The Merck Foundation wished to pay tribute to Perlmutter’s impact by making a gift to an organization with personal meaning. For Perlmutter, that place was the medical school. The gift establishes two Roger M. Perlmutter Career Development Professorships to support promising young physicians and scientists from populations that are historically underrepresented in medicine and biomedical sciences. Monica Chang-Panesso, MD, an assistant professor of medicine in the Division of Nephrology, was awarded the first of the two professorships.

“Our student body at the School of Medicine is incredibly diverse,” said David H. Perlmutter, MD, executive vice chancellor for medical affairs and the George and Carol Bauer Endowed Dean of the School of Medicine. “This generous funding will help us foster greater diversity within our faculty and, ultimately, the fields of science and medicine by supporting physicians and scientists at a pivotal professional time.”

Credit: BERNARD BECKER MEDICAL LIBRARYP. Roy Vagelos, MD, who founded the university’s Medical Scientist Training Program before becoming CEO and chair of Merck & Co., delivered an Assembly Series lecture on the Danforth Campus in March 1991. The talk focused on management strategies behind Merck’s success.

The gift also pays tribute to the rich, shared history between Merck and the medical school. Over more than 40 years, alumni and faculty have left their mark on Merck. Among the group are Vagelos, who oversaw the company’s research division before becoming its CEO, and Joe Miletich, MD/PhD ’79, now a senior scientific adviser to the CEO and a former classmate of Roger Perlmutter.

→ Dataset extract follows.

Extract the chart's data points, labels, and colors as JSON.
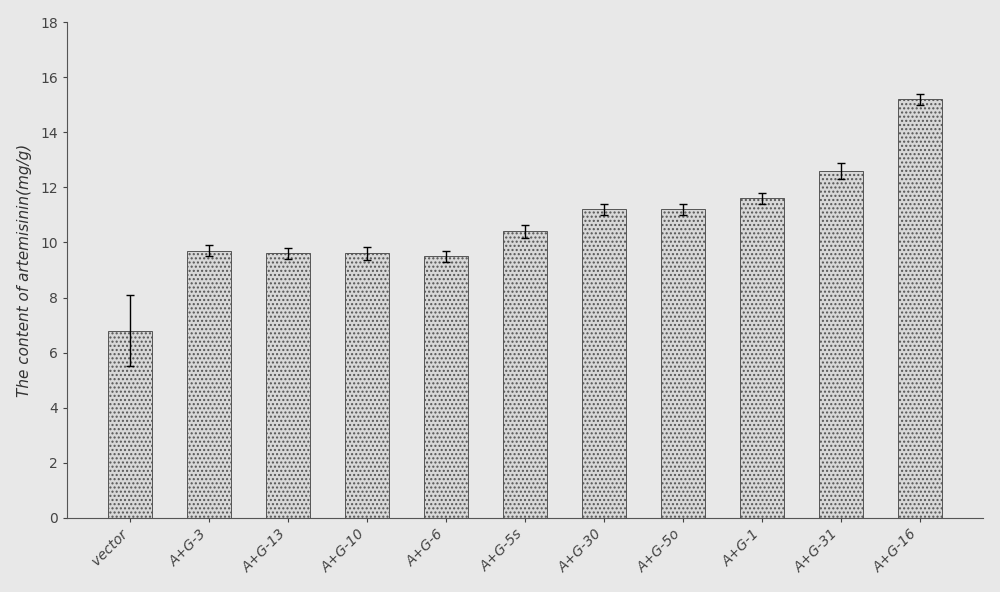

These long-standing connections do not surprise Perlmutter. “Washington University Medical Center exemplifies the fundamental mission of the academic medical center, which is to translate advanced research into clinical improvements that really matter,” he said.

Perlmutter hopes the recipients achieve their own scientific breakthroughs and are able to one day say, “This is how I got my start.”